The state's peak lobby group for small business is breathing a sigh of relief after the Coalition's shock election win.
It coincides with calls from the Chamber of Commerce and Industry for more incentives to hire employees.
Tasmanian Small Business Council CEO Robert Mallett believes if the state is economically strong, the incentives will follow regardless.
"Incentives to hire employees are always fantastic but the best incentive is a strong economy. And so the stronger the economy can be, the more confident people can be, the more likely small business people will bite the bullet and take the risk of employing somebody in their business," he said.
Ambitious economic reforms from the Opposition appeared to concern voters in the marginal seats of Bass and Braddon.
Mr Mallett believes a Shorten Government would have hurt business in the state.

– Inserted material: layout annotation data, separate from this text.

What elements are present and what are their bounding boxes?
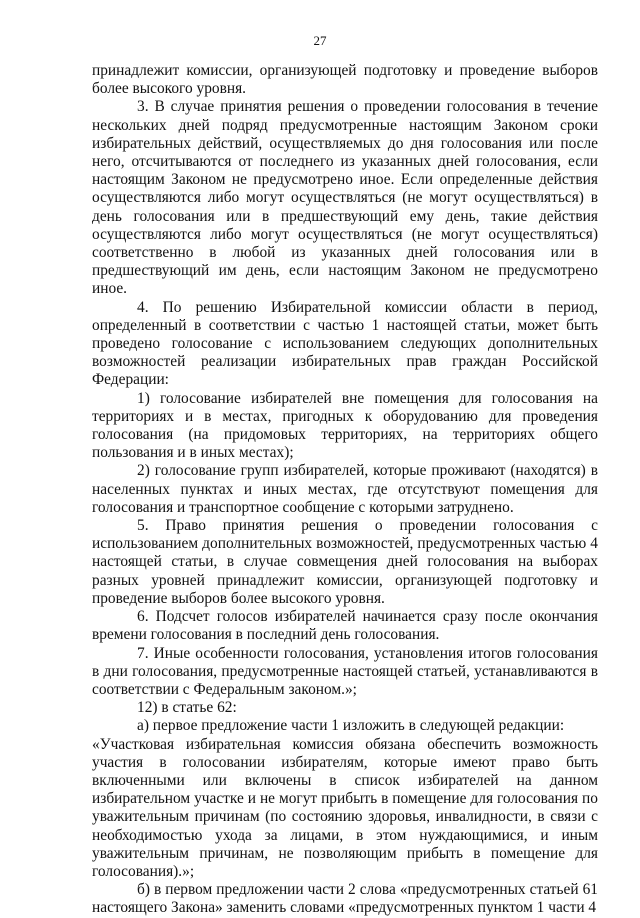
paragraph-subitem-2: 2) голосование групп избирателей, которые проживают (находятся) в населенных пунктах и иных местах, где отсутствуют помещения для голосования и транспортное сообщение с которыми затруднено. (92, 462, 598, 516)
paragraph-item-6: 6. Подсчет голосов избирателей начинается сразу после окончания времени голосования в последний день голосования. (92, 608, 598, 644)
document-body (92, 62, 598, 918)
paragraph-item-5: 5. Право принятия решения о проведении голосования с использованием дополнительных возможностей, предусмотренных частью 4 настоящей статьи, в случае совмещения дней голосования на выборах разных уровней принадлежит комиссии, организующей подготовку и проведение выборов более высокого уровня. (92, 517, 598, 607)
paragraph-item-3: 3. В случае принятия решения о проведении голосования в течение нескольких дней подряд предусмотренные настоящим Законом сроки избирательных действий, осуществляемых до дня голосования или после него, отсчитываются от последнего из указанных дней голосования, если настоящим Законом не предусмотрено иное. Если определенные действия осуществляются либо могут осуществляться (не могут осуществляться) в день голосования или в предшествующий ему день, такие действия осуществляются либо могут осуществляться (не могут осуществляться) соответственно в любой из указанных дней голосования или в предшествующий им день, если настоящим Законом не предусмотрено иное. (92, 98, 598, 298)
paragraph-quoted-text: «Участковая избирательная комиссия обязана обеспечить возможность участия в голосовании избирателям, которые имеют право быть включенными или включены в список избирателей на данном избирательном участке и не могут прибыть в помещение для голосования по уважительным причинам (по состоянию здоровья, инвалидности, в связи с необходимостью ухода за лицами, в этом нуждающимися, и иным уважительным причинам, не позволяющим прибыть в помещение для голосования).»; (92, 735, 598, 880)
paragraph-amendment-b: б) в первом предложении части 2 слова «предусмотренных статьей 61 настоящего Закона» заменить словами «предусмотренных пунктом 1 части 4 (92, 881, 598, 917)
paragraph-item-4: 4. По решению Избирательной комиссии области в период, определенный в соответствии с частью 1 настоящей статьи, может быть проведено голосование с использованием следующих дополнительных возможностей реализации избирательных прав граждан Российской Федерации: (92, 298, 598, 389)
paragraph-subitem-1: 1) голосование избирателей вне помещения для голосования на территориях и в местах, пригодных к оборудованию для проведения голосования (на придомовых территориях, на территориях общего пользования и в иных местах); (92, 389, 598, 462)
page-number: 27 (313, 33, 327, 48)
paragraph-amendment-a: а) первое предложение части 1 изложить в следующей редакции: (137, 717, 565, 735)
paragraph-amendment-12: 12) в статье 62: (137, 699, 237, 717)
paragraph-continuation: принадлежит комиссии, организующей подготовку и проведение выборов более высокого уровня. (92, 62, 598, 98)
paragraph-item-7: 7. Иные особенности голосования, установления итогов голосования в дни голосования, предусмотренные настоящей статьей, устанавливаются в соответствии с Федеральным законом.»; (92, 644, 598, 698)
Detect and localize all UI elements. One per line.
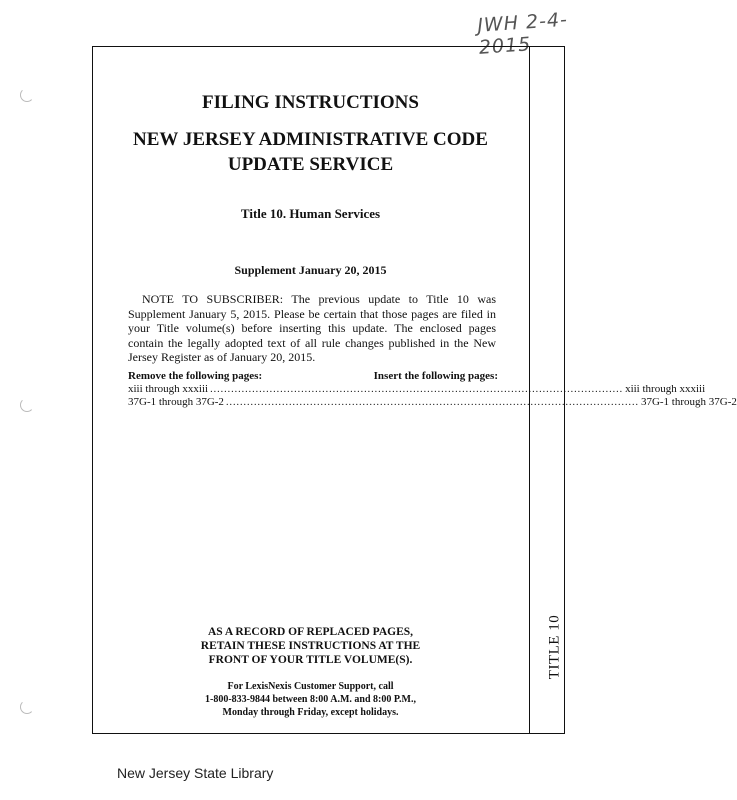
remove-pages: 37G-1 through 37G-2: [128, 396, 224, 408]
table-row: [128, 383, 706, 396]
title-tab-label: TITLE 10: [546, 614, 563, 680]
dot-leader: ......................................................................................................................: [210, 384, 624, 395]
remove-pages: xiii through xxxiii: [128, 383, 209, 395]
pages-table: [128, 383, 737, 409]
library-stamp: New Jersey State Library: [117, 765, 274, 781]
title-name: Title 10. Human Services: [240, 206, 381, 221]
customer-support-notice: [92, 680, 529, 719]
punch-hole-mark: [20, 700, 34, 714]
subheading-line: NEW JERSEY ADMINISTRATIVE CODE: [133, 129, 488, 150]
subscriber-note: NOTE TO SUBSCRIBER: The previous update to Title 10 was Supplement January 5, 2015. Please be certain that those pages are filed in your Title volume(s) before inserting this update. The enclosed pages contain the legally adopted text of all rule changes published in the New Jersey Register as of January 20, 2015.: [128, 292, 496, 364]
record-line: AS A RECORD OF REPLACED PAGES,: [207, 626, 414, 638]
record-line: RETAIN THESE INSTRUCTIONS AT THE: [200, 640, 421, 652]
pages-table-header: [128, 370, 498, 382]
supplement-date: Supplement January 20, 2015: [234, 263, 387, 277]
insert-header: Insert the following pages:: [373, 370, 498, 382]
subheading-line: UPDATE SERVICE: [227, 154, 394, 175]
record-line: FRONT OF YOUR TITLE VOLUME(S).: [208, 654, 413, 666]
punch-hole-mark: [20, 88, 34, 102]
support-line: 1-800-833-9844 between 8:00 A.M. and 8:00 P.M.,: [204, 694, 416, 705]
page-subheading: [92, 127, 529, 177]
insert-pages: 37G-1 through 37G-2: [640, 396, 737, 408]
handwritten-initials-date: JWH 2-4-2015: [476, 8, 569, 59]
insert-pages: xiii through xxxiii: [625, 383, 706, 395]
table-row: [128, 396, 737, 409]
support-line: Monday through Friday, except holidays.: [222, 707, 399, 718]
record-notice: [92, 625, 529, 667]
punch-hole-mark: [20, 398, 34, 412]
support-line: For LexisNexis Customer Support, call: [227, 681, 394, 692]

"I don't think the Labor party had policies that actually grew our economy and grew the opportunities for people to take a risk in their small business. So what we were going to see, I think, was a shrinking of the smaller business economy and possibly a growing of the bigger one. But not something that was going to help our entire community."
Meanwhile the Tasmanian Premier is warning he's made some difficult decisions in the upcoming state budget.
Peter Gutwein says the bottom line has been hit by a $500 million write-down from the current budget with a big chunk taken from Tasmania's GST share and stamp-duty revenue.
It'll be handed down on Thursday, but it's unclear whether the budget will be in surplus or not.
The state has been enjoying a lengthy period of economic growth, with several key reports showing strength in the tourism and retail sectors.